Principal Financial Officer Doug Caring made it clear the company won't chase growth at any cost. "We will pursue further business expansion only when it meets our profitability requirements," he said. The message: Oracle is willing to spend big, but only on projects that make financial sense.

Betting Billions on AI Infrastructure

The spending spree comes with upside projections. Management boosted its fiscal 2027 revenue outlook by $4 billion, banking on faster conversion of that massive backlog. Cloud infrastructure revenue is already up 66%, and Oracle plans to open 64 new cloud regions to keep pace with demand.

It's a classic build-it-and-they-will-pay scenario. Oracle is wagering that today's infrastructure investments will cement its position as a critical player in the AI economy.

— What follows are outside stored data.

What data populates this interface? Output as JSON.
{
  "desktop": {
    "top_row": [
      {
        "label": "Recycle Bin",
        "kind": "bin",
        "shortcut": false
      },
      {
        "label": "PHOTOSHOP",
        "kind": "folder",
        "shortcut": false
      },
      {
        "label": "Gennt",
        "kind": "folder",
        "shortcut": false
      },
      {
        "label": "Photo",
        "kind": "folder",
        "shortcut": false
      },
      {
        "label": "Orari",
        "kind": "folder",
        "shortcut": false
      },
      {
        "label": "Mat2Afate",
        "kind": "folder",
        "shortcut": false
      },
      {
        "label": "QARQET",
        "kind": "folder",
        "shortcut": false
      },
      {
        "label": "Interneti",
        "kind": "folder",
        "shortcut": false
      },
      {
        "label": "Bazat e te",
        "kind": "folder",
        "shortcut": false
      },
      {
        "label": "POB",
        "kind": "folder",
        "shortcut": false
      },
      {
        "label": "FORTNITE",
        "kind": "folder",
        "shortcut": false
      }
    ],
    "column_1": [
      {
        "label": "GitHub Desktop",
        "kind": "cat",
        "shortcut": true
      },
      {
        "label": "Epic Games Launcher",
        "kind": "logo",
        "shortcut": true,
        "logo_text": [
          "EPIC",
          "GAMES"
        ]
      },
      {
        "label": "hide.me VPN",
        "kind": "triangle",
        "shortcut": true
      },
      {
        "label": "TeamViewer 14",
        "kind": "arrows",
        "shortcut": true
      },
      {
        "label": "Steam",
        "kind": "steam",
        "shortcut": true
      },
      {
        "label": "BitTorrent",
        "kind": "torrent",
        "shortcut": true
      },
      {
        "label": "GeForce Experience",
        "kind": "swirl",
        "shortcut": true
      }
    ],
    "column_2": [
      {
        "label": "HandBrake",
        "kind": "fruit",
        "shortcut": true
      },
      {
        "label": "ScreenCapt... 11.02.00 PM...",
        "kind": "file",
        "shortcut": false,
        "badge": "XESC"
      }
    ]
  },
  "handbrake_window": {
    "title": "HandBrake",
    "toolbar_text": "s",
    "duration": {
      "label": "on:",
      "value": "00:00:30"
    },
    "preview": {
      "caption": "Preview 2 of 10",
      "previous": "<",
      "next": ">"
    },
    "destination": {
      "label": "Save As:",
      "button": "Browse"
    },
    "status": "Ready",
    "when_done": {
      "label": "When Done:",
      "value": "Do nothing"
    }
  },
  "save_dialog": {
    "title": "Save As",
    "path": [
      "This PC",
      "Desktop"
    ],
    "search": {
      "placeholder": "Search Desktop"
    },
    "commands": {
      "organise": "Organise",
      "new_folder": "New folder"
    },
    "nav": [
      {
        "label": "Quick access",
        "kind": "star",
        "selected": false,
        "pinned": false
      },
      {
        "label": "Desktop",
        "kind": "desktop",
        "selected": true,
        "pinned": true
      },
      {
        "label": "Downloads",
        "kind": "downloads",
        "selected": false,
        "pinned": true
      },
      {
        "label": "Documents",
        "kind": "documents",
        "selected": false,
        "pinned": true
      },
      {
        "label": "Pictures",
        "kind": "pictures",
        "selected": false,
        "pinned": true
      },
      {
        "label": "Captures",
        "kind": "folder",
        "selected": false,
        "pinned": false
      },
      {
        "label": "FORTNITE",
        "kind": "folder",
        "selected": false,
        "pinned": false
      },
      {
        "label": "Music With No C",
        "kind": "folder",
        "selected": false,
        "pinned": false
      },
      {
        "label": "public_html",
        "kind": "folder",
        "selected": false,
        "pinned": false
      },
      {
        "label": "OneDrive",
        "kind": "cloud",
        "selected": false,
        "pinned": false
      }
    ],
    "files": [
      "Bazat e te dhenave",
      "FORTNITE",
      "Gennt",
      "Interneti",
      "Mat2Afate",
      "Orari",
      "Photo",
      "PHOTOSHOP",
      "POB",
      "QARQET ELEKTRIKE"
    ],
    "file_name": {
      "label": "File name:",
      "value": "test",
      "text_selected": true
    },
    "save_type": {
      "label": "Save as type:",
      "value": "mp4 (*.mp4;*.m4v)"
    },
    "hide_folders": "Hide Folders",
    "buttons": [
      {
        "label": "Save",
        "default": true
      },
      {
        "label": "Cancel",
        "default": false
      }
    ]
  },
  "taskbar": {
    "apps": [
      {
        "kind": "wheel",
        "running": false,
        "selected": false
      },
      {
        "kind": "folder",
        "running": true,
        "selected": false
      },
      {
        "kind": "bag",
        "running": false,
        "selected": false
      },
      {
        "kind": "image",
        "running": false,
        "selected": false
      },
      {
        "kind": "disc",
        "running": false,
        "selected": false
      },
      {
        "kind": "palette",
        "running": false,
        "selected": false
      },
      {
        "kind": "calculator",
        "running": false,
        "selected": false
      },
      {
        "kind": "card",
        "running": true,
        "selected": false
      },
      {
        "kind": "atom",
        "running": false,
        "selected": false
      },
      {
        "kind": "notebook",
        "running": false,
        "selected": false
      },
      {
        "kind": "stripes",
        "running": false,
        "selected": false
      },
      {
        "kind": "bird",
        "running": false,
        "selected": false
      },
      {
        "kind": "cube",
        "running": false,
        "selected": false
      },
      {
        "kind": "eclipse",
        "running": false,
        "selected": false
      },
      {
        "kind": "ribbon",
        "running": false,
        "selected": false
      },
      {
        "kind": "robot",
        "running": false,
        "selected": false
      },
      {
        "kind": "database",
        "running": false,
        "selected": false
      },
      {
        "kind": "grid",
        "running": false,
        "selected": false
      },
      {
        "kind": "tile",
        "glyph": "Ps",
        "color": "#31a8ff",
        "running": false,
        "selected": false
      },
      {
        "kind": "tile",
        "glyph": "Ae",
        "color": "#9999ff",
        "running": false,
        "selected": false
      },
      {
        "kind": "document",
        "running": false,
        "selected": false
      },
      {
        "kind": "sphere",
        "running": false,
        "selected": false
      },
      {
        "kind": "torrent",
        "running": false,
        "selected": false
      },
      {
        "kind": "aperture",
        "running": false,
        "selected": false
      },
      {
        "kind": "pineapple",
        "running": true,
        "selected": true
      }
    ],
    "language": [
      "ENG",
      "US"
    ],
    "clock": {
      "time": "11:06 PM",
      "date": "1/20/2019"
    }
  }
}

But the market doesn't always reward patience, and investors got a reminder of that reality in after-hours trading.

Wall Street Gets Nervous About Cash Flow

Free cash flow hit negative $10 billion for the quarter, and that number made investors queasy. Shares dropped 11.53% in after-hours trading after a modest 0.67% gain during regular hours on Wednesday. Year-to-date, the stock remains up 33.83%, with a 25.65% gain over the past six months.

Daniel Newman, CEO of the Futurum Group, called the after-hours selloff an "overreaction." He acknowledged the stock is "tricky short term" but defended Oracle's strategy as necessary for long-term competitiveness.

"Oracle has to do what it's doing even if it means short term volatility," Newman said. He compared the capital-intensive pivot to foundational shifts other big tech companies have made, arguing that Oracle is positioning itself as essential AI infrastructure rather than just another cloud provider.

The Short-Term Pain Trade

Oracle maintains a weaker price trend over the short and medium terms but shows strength in the long-term outlook, with a poor value ranking in current market conditions. The stock's performance reflects the tension between immediate spending concerns and the potential payoff from AI infrastructure dominance.

The real question isn't whether Oracle can build out the infrastructure—it's whether investors will stick around long enough to see the revenue materialize. With 64 new cloud regions planned and $523 billion in contracts waiting to convert, Oracle is betting heavily that the answer is yes. The next few quarters will show whether Wall Street has the stomach for this kind of long game.